Description
BBC Radio 2 Folk Awards Nominee 2018: Best Duo.
Edgelarks fly in on the tailwind of BBC award winning duo Phillip Henry and Hannah Martin. The new band name comes with a new project, that takes the roots of their previous work, from the traditional musics of the British Isles to Indian classical slide guitar to the stomping roots party of Phil's beatbox harmonica; adds a strong stem of original writing; and runs wilder with each repeat play.
The pair began their musical journey together living in a small caravan in the hills near Exmouth, Devon. They were playing in alt-roots outfit The Roots Union, travelling from festival to festival, tent to tent, wandering the highways, byways, and old forgotten pathways of these islands. They followed in the footsteps of the ancient troubadour tradition, picking up tunes, songs and stories along the way. Spotted busking on the seafront at Sidmouth Folk Festival by champion of independent music Steve Knightley, they soon found themselves touring nationally, supporting the likes of Show of Hands and Seth Lakeman, and eventually winning the prestigious Best Duo award at the 2014 BBC Folk Awards.

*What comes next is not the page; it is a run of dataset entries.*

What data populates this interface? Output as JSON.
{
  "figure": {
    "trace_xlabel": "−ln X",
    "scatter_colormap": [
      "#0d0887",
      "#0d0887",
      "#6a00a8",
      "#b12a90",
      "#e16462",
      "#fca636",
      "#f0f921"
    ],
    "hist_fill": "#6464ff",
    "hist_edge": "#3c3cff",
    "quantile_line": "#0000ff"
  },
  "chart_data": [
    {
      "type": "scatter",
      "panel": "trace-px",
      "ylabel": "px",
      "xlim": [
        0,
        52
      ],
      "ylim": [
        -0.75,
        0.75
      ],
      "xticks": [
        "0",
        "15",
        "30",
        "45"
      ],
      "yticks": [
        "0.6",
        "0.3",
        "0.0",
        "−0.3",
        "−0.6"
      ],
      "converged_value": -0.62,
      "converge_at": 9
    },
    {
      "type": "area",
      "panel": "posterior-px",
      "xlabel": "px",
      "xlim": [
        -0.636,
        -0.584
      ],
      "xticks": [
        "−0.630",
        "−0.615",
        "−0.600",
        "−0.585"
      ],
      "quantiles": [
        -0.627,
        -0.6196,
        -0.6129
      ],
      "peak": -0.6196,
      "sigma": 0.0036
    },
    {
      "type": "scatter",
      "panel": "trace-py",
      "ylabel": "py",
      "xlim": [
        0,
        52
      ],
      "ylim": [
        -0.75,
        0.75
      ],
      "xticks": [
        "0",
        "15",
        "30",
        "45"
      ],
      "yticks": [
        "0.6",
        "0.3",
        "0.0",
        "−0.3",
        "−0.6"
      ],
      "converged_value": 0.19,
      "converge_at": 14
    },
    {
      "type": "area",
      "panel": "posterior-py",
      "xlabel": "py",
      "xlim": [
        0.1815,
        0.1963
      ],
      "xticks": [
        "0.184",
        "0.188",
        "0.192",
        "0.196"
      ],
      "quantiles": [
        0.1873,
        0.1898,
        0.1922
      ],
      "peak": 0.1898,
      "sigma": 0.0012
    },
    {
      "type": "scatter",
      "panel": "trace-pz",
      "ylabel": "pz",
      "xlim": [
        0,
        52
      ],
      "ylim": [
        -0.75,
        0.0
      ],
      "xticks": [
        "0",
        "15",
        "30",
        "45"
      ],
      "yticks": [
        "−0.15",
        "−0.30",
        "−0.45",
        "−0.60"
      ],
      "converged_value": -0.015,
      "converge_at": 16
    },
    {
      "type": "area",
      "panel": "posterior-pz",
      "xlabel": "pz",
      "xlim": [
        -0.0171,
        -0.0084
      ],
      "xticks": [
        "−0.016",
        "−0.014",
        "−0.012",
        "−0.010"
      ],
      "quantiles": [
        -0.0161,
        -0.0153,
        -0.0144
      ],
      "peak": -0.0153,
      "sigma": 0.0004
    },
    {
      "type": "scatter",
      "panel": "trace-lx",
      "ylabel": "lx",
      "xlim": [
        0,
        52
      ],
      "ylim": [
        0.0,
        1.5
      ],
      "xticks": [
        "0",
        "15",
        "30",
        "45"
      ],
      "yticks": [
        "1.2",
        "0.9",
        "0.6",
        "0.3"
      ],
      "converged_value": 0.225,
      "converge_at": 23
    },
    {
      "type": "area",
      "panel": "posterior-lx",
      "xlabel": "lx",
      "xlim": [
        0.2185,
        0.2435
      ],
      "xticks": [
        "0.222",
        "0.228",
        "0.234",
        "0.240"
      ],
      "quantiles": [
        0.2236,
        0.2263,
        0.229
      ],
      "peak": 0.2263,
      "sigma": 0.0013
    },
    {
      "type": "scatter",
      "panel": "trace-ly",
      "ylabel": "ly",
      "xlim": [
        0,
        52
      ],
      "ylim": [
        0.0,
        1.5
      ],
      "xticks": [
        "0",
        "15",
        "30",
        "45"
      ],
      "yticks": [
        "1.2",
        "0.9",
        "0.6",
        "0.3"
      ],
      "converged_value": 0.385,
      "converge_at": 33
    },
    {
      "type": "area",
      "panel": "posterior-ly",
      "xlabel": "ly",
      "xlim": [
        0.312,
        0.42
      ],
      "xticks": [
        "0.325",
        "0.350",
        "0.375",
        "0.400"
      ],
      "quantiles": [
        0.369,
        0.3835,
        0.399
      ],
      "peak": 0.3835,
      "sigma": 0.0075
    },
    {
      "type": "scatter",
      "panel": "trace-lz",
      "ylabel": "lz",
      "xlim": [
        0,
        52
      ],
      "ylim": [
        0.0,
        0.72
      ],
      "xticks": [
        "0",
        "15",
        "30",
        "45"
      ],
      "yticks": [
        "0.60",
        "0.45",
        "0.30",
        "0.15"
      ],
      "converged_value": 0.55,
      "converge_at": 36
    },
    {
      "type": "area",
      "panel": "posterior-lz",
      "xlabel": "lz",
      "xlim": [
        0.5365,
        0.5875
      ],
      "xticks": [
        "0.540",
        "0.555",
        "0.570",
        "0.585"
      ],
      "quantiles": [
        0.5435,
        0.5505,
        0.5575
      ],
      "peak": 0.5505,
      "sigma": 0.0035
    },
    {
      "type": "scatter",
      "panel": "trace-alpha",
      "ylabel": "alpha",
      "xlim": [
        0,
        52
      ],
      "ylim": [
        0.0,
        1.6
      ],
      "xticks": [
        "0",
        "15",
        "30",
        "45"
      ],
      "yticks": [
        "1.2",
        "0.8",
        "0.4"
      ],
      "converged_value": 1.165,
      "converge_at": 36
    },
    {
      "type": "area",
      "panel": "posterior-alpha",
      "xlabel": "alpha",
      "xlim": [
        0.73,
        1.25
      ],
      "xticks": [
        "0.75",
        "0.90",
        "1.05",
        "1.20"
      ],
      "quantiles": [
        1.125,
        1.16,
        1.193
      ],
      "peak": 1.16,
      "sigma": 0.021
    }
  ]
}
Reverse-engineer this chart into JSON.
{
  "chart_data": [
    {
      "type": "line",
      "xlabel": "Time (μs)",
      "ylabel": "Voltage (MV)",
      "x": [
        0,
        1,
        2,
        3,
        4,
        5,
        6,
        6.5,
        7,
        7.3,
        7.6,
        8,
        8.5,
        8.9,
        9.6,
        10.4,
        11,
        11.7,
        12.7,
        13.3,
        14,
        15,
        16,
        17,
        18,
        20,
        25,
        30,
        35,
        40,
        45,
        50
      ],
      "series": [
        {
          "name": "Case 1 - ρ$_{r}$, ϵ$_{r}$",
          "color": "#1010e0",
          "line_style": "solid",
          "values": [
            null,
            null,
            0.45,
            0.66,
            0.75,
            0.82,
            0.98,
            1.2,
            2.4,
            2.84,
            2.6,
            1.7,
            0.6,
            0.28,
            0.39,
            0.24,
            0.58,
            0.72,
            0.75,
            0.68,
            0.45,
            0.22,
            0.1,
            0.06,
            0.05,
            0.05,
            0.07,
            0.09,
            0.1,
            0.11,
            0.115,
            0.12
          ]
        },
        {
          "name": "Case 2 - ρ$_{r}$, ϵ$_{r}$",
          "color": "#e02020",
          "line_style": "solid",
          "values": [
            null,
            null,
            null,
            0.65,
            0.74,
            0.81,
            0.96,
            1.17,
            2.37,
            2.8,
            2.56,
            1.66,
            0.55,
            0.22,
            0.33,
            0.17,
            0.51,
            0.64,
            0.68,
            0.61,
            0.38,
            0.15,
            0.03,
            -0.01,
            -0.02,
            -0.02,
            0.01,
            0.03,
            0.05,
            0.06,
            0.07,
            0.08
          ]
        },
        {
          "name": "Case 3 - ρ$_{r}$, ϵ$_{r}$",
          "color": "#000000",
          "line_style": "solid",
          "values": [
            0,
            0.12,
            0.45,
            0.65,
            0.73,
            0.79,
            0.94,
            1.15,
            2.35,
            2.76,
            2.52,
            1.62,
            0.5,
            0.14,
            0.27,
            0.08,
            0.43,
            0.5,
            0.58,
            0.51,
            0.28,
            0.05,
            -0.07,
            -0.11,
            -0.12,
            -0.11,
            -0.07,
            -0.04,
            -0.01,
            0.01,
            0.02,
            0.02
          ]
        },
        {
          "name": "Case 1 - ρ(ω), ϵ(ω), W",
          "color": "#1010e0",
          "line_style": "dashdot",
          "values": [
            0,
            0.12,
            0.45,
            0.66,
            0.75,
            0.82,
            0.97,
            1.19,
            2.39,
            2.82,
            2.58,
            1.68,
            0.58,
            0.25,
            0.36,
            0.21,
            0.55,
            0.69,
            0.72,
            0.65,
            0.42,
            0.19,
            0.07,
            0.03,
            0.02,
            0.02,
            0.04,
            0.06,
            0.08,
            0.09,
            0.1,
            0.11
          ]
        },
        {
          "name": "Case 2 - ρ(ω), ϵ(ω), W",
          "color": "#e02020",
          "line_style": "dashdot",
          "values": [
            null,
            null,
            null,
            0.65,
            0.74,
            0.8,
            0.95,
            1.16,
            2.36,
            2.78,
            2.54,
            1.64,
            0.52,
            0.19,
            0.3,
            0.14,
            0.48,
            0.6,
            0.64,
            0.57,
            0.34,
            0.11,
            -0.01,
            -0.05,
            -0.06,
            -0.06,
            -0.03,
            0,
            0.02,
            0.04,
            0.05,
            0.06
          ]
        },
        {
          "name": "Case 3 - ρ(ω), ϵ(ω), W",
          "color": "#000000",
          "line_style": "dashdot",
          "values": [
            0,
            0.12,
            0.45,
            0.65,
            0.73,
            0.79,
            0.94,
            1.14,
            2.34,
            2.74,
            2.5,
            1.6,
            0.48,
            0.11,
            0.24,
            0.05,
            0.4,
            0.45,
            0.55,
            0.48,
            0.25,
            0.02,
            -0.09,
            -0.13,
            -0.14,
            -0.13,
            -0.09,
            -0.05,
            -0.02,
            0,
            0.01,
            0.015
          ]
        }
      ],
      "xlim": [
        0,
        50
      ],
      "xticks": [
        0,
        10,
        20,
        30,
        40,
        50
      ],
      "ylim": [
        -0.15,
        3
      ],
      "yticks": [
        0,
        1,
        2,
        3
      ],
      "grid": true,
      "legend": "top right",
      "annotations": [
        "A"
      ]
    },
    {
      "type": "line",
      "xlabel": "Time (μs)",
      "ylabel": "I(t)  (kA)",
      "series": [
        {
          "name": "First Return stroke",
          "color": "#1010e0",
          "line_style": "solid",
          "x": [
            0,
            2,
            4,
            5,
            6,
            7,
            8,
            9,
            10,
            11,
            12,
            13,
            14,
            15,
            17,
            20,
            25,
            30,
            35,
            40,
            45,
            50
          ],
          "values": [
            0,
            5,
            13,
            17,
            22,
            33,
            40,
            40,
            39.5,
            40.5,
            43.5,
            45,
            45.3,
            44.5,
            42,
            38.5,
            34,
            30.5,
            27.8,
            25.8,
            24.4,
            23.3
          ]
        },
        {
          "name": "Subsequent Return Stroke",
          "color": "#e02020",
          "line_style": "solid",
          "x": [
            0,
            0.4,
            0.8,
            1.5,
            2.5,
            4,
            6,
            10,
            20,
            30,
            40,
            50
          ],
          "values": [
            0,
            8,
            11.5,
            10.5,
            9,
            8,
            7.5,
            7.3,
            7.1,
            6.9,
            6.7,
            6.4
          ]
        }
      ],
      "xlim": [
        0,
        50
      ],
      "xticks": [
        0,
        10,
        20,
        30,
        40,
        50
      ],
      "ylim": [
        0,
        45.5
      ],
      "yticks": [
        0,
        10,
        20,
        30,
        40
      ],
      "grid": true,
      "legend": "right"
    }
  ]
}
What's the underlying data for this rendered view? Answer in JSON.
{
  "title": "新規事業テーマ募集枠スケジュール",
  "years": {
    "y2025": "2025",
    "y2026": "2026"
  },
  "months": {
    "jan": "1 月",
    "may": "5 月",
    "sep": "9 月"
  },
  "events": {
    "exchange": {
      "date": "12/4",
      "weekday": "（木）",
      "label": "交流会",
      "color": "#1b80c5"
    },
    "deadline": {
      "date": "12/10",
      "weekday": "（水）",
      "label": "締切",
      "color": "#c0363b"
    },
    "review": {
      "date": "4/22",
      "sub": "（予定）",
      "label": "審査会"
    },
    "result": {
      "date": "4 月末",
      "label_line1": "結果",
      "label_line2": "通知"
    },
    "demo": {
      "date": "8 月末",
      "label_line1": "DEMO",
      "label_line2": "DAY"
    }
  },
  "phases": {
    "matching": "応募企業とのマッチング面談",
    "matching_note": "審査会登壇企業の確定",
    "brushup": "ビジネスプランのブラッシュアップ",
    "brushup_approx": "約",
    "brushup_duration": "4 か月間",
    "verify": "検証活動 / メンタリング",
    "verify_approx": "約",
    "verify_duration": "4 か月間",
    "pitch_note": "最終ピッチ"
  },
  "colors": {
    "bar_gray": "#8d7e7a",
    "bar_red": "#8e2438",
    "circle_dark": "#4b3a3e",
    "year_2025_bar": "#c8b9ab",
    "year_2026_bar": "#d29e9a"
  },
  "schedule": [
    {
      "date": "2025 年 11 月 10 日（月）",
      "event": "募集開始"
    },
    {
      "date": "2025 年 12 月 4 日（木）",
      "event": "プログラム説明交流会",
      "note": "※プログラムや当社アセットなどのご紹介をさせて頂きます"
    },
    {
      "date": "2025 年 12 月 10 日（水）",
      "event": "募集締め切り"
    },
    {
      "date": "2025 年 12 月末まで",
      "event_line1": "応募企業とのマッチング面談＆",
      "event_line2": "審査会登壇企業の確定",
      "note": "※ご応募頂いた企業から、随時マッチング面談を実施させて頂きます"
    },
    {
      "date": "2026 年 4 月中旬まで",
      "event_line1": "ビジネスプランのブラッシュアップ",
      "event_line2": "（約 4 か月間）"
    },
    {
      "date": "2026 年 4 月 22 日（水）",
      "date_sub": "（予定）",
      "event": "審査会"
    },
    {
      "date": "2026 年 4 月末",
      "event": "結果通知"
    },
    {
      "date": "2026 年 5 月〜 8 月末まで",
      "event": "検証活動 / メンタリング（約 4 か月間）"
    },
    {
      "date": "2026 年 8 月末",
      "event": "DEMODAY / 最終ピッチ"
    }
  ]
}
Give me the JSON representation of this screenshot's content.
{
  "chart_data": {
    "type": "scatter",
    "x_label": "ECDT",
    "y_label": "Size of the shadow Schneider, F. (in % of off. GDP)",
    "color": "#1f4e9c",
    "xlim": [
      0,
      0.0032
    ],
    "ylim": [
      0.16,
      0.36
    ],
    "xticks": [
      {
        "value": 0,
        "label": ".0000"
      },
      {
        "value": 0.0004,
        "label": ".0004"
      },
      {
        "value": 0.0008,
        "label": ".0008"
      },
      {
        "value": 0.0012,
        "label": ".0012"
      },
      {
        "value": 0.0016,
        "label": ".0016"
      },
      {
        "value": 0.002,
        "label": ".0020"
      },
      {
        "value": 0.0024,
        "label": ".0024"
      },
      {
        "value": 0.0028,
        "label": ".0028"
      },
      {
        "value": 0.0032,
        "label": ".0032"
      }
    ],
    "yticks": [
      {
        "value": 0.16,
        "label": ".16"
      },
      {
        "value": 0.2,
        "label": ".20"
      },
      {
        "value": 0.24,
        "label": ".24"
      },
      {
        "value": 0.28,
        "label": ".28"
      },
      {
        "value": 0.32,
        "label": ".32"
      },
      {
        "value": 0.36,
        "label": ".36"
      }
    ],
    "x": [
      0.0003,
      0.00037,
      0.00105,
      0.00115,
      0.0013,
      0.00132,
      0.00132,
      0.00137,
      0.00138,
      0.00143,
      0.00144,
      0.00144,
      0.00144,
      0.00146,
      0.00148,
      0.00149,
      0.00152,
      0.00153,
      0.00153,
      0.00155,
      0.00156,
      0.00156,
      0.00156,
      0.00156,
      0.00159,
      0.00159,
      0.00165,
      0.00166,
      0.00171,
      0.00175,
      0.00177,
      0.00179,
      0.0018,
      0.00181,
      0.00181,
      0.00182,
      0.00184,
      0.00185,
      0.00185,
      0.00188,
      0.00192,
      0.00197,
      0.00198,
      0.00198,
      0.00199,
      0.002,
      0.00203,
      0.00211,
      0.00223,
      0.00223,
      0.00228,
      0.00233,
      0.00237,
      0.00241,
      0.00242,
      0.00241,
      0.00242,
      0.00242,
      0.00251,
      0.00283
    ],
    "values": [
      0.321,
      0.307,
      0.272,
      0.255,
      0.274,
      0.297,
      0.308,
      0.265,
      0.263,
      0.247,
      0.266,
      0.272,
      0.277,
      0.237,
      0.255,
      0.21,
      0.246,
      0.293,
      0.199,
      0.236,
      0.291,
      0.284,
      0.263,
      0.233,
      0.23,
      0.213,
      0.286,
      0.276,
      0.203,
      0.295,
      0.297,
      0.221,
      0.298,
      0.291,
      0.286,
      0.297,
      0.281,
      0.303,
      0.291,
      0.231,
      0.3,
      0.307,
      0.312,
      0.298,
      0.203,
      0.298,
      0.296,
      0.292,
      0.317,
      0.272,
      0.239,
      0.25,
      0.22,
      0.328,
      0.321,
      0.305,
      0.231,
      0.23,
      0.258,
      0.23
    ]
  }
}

Edgelarks, which is both their new band name and their fourth studio album, talks about places and people of transition and change. The liminal – borders, crossroads, travellers, refugees, twilight, dawn. The idea that these thresholds, despite often being places of marginalisation, are also places of change – and therefore places of hope. That in the end, we have far more in common than things that divide us, because we are all liminal – we are all just passing through.